Monday, September 2, 2019
Dinner with Father :: Example Personal Narratives
Dinner with Father I wonder what it would be like to go to dinner with my father. One of the chief words my uncle uses to describe my father is "classy," so I'm sure that he would take me to a fancy restaurant. We would sit across the table from each other, both decked out in dark suits. My hair would fall into my eyes and I would brush it out of the way, looking to see the expression on his face. He was a large man, both in my memories and in photographs I've seen. I'm sure that he would dominate the conversation, both physically and mentally. His absence from my life has resulted in my sort of revering him, and so I think that the evening would be unevenly balanced toward my listening to him speak. And what better questions to ask than his opinions of me and my habits? It would be strange, seeking acceptance from someone who has had such a powerful effect on my life, influencing me more through his absence than through his presence.
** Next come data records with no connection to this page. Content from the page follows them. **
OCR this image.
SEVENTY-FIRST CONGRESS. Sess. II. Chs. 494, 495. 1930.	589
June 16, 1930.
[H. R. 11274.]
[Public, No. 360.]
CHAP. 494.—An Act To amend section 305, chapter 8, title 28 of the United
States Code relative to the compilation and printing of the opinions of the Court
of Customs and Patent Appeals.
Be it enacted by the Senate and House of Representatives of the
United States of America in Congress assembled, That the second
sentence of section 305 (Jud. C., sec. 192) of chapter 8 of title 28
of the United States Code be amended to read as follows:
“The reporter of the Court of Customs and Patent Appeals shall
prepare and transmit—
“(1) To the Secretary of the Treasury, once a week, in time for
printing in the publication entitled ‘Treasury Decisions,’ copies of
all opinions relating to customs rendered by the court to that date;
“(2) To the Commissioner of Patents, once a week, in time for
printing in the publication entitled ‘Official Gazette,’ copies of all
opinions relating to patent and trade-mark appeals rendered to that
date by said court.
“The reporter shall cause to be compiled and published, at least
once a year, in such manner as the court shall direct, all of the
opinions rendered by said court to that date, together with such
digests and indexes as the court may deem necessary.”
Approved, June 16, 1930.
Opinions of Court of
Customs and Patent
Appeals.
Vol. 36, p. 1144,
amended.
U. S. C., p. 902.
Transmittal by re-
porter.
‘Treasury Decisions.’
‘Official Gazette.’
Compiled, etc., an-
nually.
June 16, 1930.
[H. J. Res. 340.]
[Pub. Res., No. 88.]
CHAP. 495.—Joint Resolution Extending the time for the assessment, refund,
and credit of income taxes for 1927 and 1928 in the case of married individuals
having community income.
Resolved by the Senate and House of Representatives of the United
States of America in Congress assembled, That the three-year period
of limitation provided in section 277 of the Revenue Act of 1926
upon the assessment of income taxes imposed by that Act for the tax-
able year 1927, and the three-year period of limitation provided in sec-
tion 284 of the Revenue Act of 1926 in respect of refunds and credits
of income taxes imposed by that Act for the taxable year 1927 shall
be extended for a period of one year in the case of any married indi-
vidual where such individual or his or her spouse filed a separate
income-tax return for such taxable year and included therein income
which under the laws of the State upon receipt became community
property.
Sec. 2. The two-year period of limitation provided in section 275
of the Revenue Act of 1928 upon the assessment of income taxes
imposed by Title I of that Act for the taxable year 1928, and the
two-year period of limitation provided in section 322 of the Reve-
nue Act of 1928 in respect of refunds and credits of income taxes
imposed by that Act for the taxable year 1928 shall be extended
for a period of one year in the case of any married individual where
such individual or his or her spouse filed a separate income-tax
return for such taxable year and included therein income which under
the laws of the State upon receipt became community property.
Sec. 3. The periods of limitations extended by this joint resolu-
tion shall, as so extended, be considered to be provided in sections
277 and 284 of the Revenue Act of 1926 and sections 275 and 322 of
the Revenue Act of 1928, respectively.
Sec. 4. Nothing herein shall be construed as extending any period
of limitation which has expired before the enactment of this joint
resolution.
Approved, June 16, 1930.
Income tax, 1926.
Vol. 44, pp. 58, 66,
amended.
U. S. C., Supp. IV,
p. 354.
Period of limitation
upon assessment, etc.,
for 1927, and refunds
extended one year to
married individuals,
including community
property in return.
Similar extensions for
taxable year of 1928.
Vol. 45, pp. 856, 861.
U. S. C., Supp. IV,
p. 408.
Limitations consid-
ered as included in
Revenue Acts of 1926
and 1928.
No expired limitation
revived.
My early years with my father have become harder and harder to recall. From what I can remember, and what I have gleaned from my brother and mother, I was on the verge of spending "quality time" with my father. My brother, who is four years older than I, spent the last few years with Dad talking and reading and walking, all things I yearn to have done with him. The dinner would be a chance for me to bond with my father, and to get a sense of the man he was. This is what my brother and my mother know, but cannot convey to me. I would show him some of the poems I've written about him and me. I would question him to see whether or not the image of him I had forged in my mind, in my writing, is true. In my philosophy class this year, we are reading Plato's Republic, which my mother has told me was my father's favourite book. I am fortunate enough to have his copy of the Republic, a tattered, red-leather bound copy from long ago. I want to know what he gleaned from this book that made it so important to him. I would use the dinner (which I know would be too short) to fill in the gaps in my perception of my father.